About CanAlaska Uranium
CanAlaska Uranium Ltd. (TSX-V: CVV; OTCQX: CVVUF; Frankfurt: DH7N) holds interests in approximately 300,000 hectares (750,000 acres), in Canada’s Athabasca Basin – the “Saudi Arabia of Uranium.” CanAlaska’s strategic holdings have attracted major international mining companies. CanAlaska is currently working with Cameco and Denison at two of the Company’s properties in the Eastern Athabasca Basin. CanAlaska is a project generator positioned for discovery success in the world’s richest uranium district. The Company also holds properties prospective for nickel, copper, gold and diamonds.
The qualified technical person for this news release is Nathan Bridge, MSc., P.Geo., CanAlaska’s Vice President, Exploration.
For further information visit www.canalaska.com.
On behalf of the Board of Directors
Peter Dasler, M.Sc., P.Geo.
CanAlaska Uranium Ltd.
Peter Dasler, President
Tel: +1.604.688.3211 x 138
Email: [email protected]
Cory Belyk, CEO and Executive Vice President
Tel: +1.604.688.3211 x 138
Email: [email protected]
Neither TSX Venture Exchange nor its Regulation Services Provider (as that term is defined in the policies of the TSX Venture Exchange) accepts responsibility for the adequacy or accuracy of this release.

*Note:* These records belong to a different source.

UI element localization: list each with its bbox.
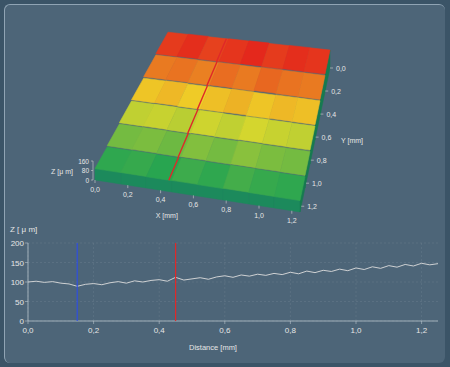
x-tick (224, 321, 225, 324)
chart-canvas: 0,0 0,2 0,4 0,6 0,8 1,0 1,2 X [mm] 0,0 0,2 0,4 0,6 0… (0, 0, 450, 367)
y-tick (306, 183, 309, 184)
y-tick-label: 0,0 (336, 65, 346, 72)
y-axis-label: Z [ μ m] (10, 225, 37, 234)
section-line (169, 39, 227, 180)
x-tick-label: 0,2 (88, 326, 100, 335)
y-tick-label: 0,8 (317, 157, 327, 164)
x-grid-line (356, 243, 357, 321)
y-tick (316, 137, 319, 138)
x-grid-line (290, 243, 291, 321)
x-tick (226, 200, 227, 203)
surface-cell (280, 148, 310, 175)
plot-area (28, 243, 438, 321)
x-axis-label: X [mm] (156, 212, 178, 220)
y-tick-label: 0,4 (326, 111, 336, 118)
y-tick-label: 0,2 (331, 88, 341, 95)
z-tick (91, 161, 93, 162)
x-tick (127, 185, 128, 188)
y-tick-label: 100 (11, 278, 25, 287)
profile-line (28, 263, 438, 286)
x-tick (193, 195, 194, 198)
y-tick (325, 91, 328, 92)
z-axis-label: Z [μ m] (51, 168, 73, 176)
y-grid-line (28, 243, 438, 244)
cursor-line (77, 243, 78, 321)
x-tick-label: 0,0 (90, 186, 100, 193)
y-axis-label: Y [mm] (341, 137, 363, 145)
x-tick (421, 321, 422, 324)
cursor-line (175, 243, 176, 321)
y-tick (25, 301, 28, 302)
x-tick (28, 321, 29, 324)
x-tick-label: 1,0 (350, 326, 362, 335)
x-tick-label: 0,6 (189, 201, 199, 208)
y-tick-label: 200 (11, 239, 25, 248)
x-tick-label: 0,2 (123, 191, 133, 198)
x-tick (159, 321, 160, 324)
x-tick (95, 180, 96, 183)
y-tick (25, 262, 28, 263)
y-tick (25, 243, 28, 244)
x-tick-label: 1,2 (287, 217, 297, 224)
x-tick (290, 321, 291, 324)
x-axis-label: Distance [mm] (189, 343, 237, 352)
z-tick (91, 170, 93, 171)
x-grid-line (159, 243, 160, 321)
surface-cell (286, 123, 315, 150)
surface-cell (304, 48, 330, 74)
x-grid-line (224, 243, 225, 321)
x-tick-label: 1,2 (416, 326, 428, 335)
x-tick-label: 0,8 (221, 206, 231, 213)
z-tick (91, 180, 93, 181)
y-grid-line (28, 282, 438, 283)
z-tick-label: 80 (82, 167, 90, 174)
y-tick-label: 150 (11, 259, 25, 268)
y-tick-label: 1,0 (312, 180, 322, 187)
x-tick-label: 0,6 (219, 326, 231, 335)
x-tick-label: 0,8 (285, 326, 297, 335)
x-tick (356, 321, 357, 324)
x-tick (259, 206, 260, 209)
y-grid-line (28, 301, 438, 302)
y-tick-label: 0 (20, 317, 25, 326)
y-tick (330, 68, 333, 69)
surface-cell (292, 98, 320, 125)
x-grid-line (93, 243, 94, 321)
x-tick (93, 321, 94, 324)
y-tick (311, 160, 314, 161)
x-grid-line (421, 243, 422, 321)
y-tick-label: 50 (15, 298, 24, 307)
x-tick-label: 0,4 (154, 326, 166, 335)
surface-cell (298, 73, 325, 100)
y-tick-label: 0,6 (322, 134, 332, 141)
y-tick (301, 206, 304, 207)
x-axis-line (28, 321, 438, 322)
x-tick-label: 0,0 (22, 326, 34, 335)
z-tick-label: 160 (78, 158, 89, 165)
x-tick-label: 1,0 (254, 212, 264, 219)
y-grid-line (28, 262, 438, 263)
x-tick (291, 211, 292, 214)
surface-cell (274, 173, 305, 201)
y-grid-line (28, 321, 438, 322)
y-tick (320, 114, 323, 115)
z-tick-label: 0 (85, 177, 89, 184)
surface (95, 32, 330, 212)
x-tick-label: 0,4 (156, 196, 166, 203)
x-tick (160, 190, 161, 193)
y-tick-label: 1,2 (307, 203, 317, 210)
y-tick (25, 321, 28, 322)
y-tick (25, 282, 28, 283)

All statements included in this press release that address activities, events or developments that the Company expects, believes or anticipates will or may occur in the future are forward-looking statements. These forward-looking statements involve numerous assumptions made by the Company based on its experience, perception of historical trends, current conditions, expected future developments and other factors it believes are appropriate in the circumstances. In addition, these statements involve substantial known and unknown risks and uncertainties that contribute to the possibility that the predictions, forecasts, projections and other forward-looking statements will prove inaccurate, certain of which are beyond the Company’s control. Readers should not place undue reliance on forward-looking statements. Except as required by law, the Company does not intend to revise or update these forward-looking statements after the date hereof or revise them to reflect the occurrence of future unanticipated events.